The impact of fast database performance - So how does can we fix this problem and turn the waterfall into a success story. In this case I am talking about this problem being related to an I/O bottleneck so this has to be fixed. Violin’s all flash architecture provides the low sustained microsecond latency, high IOPs and high throughput required to achieve high database performance. Therefore data can be read and written much quicker but also consistently during peak loads. This leads to a new cascading effect called “The impact of fast database performance” where a faster database increases application performance and increases productivity. Increase the productivity of any business and you know have increased revenue.
So using the same betting example for when the I/O bottleneck has been removed. During the busy periods the punter can now quickly log on, check the events & odds and place the bet. They are now placing the average 10 bets in 10 minutes during these busy times which means the business if now making their $100 again; an increase in revenue by 50%. 100 punters now equals an extra $500 every 10 minutes. Actually because I/O is now so much faster and there’s no storage contention the company is able to increase their betting engines productivity to 15 bets every 10 minutes per punter ;-) That’s an extra $50 per 10 minutes for each punter and for 100 punters that’s another $500 in the same time frame.
So by using Violin Flash Fabric Architecture (FFA) flash technology businesses can change the waterfall of “The impact of poor database performance” into a success story and increase their revenue.
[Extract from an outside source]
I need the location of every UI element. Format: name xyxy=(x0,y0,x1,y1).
Furthermore, latency has an enormous impact on organizations’ competitive edge. (1) In a world where real time content and analytics is getting popular the need for lower latency storage is growing. Why? The basic idea behind the phrase “big Data” is that everything your clients’ customers or your customer do is increasingly leaving a digital trace (or data), which you and your customers can use and analyze. Big Data therefore refers to that data being collected and you or your clients’ ability to make use of it. The datafication increases your ability to analyze data in a way that was never possible before. The benefits of big data are very real, and truly remarkable. Data has the power to change behaviors – more than education or prohibition ever could. This emerging trend in Big Data will be driven by you or your clients’ who will stand to profit from it. And (2) for a business, as the latency values increase with the workload, the impact on their SLAs can be dramatic and potentially lose customers or revenue.